As some of us spent our Saturday battling seniors-with-shopping-carts (a deadly combination, Gothamist tells you) about three miles uptown from the Idiotarod, some New Yorkers headed to the Forensics Files casting day. We read that Forensics Files actually does four open casting calls a year and they even cast animals (Philadelphia's City Paper writes, "a goat that pees on command has been the veteran scene-stealer"). While there were no peeing animals at this audition, special correspondant Liya Brook was on the scene:
As a detective-tv show enthusiast, Gothamist was particularly excited about the chance to get our feet wet playing a vengeful sibling, murderous roommate, or not-so-innocent bystander in Court TV’s number-one rated show, Forensic Files.
At four p.m., the line extended halfway down the block, even with many aspiring faux corpses handing in headshots and walking away. We were told that the line went all the way down the block earlier in the day.
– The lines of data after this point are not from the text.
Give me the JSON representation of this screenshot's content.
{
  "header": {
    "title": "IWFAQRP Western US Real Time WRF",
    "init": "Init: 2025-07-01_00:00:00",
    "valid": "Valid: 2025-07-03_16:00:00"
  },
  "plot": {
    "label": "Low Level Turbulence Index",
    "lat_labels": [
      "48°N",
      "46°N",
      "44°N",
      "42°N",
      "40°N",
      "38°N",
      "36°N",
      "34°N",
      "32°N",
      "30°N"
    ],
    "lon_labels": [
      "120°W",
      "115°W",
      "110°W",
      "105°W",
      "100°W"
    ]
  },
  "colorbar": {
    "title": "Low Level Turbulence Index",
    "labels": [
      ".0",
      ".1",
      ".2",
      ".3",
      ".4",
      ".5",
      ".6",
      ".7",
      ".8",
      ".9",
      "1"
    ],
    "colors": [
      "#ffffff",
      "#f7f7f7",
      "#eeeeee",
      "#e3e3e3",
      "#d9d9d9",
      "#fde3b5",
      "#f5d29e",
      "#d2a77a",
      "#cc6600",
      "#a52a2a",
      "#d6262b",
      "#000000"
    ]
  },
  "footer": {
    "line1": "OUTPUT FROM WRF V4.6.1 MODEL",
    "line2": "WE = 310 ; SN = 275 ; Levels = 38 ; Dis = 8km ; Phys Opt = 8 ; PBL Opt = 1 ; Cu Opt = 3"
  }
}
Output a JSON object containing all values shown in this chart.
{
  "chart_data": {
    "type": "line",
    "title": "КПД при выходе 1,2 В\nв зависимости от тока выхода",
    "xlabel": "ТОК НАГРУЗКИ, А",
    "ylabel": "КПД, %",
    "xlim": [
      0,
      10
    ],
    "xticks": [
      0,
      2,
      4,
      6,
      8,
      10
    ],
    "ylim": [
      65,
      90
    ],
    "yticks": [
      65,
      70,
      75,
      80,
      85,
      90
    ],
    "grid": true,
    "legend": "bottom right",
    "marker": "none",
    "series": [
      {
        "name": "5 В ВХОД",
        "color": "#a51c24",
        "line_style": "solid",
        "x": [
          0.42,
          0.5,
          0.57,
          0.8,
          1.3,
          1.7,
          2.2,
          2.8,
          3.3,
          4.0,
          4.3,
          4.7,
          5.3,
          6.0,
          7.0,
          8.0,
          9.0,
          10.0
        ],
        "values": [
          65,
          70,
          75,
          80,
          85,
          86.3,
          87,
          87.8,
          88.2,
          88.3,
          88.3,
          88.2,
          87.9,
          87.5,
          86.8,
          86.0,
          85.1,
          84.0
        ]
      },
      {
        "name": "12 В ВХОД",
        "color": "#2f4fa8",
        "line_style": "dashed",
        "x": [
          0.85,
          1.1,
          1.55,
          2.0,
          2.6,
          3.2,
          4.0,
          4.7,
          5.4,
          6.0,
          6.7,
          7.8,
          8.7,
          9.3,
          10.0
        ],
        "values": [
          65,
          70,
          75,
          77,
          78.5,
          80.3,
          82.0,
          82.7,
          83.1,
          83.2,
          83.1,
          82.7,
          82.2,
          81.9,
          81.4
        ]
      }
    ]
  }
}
Apparently, the show, which shoots in Pennsylvania, arranges for transportation, pays a very hefty hourly rate for all roles (so some of us can finally afford cable to watch ourselves in our first television role!) and earns you a point toward your SAG membership!
The folks casting for the show were a bit harried, after seeing 900 people that day, but very nice. We were grouped into threes and given scenes...Albeit usually unable to fake our way out of a paper bag, Gothamist played a very convincing nervous second roommate who, along with the first roommate, had tried to cover up involvement in “illegal activities” by murdering the third roommate. (Kudos, also, to Gothamist’s superstar scene partners.)
Gothamist was also exposed to the bitter, cut-throat world of television crime drama. Hard-working actors (and their hard-working small children and elderly grandmothers) waited over two hours in 21°F temperatures (13°F with wind-chill) to get a shot at a well-paid role in the re-enactment of a real-life murder mystery. After the doors were closed and those persistent enough to wait in line to make the cut-off got their casting numbers (or puppy-dog eye the gatekeeper in order to move back the cut off point just a bit– (go Alexis!)), the next Ms. Thang waltzes and demands to be seen. After being turned away, she makes her own number out of a torn piece of paper (which was miraculously 40 places ahead of Gothamist’s number) crosses out the name of the person who actually waited in line to get that number, and proceeds to do a scene with her equally conniving scene partner. Gothamist hopes the very intelligent folks casting the show caught on to this underhandedness and that the acting gods enact their karmic revenge swiftly and expediently.
All in all, this was excellent day in the life of a very secretly aspiring screen star. However, Gothamist may just keep our day job and wait to be discovered sipping a cappuccino at our local celebrity-packed Italian cafe...
Now, the real question is how awesome would it be to watch Forensics Files and see a friend reenacting a crime? And it turns out that to join SAG as a background performer, you need at least three full days of work under your belt.
Some of our favorite crime-related elements:
- Ben Sinclair's random Law & Order plot generator
- Law & Order's coffee table book, L&O Crime Scenes
- The Upper West Side store, Murder Ink, which sells mysteries and the like.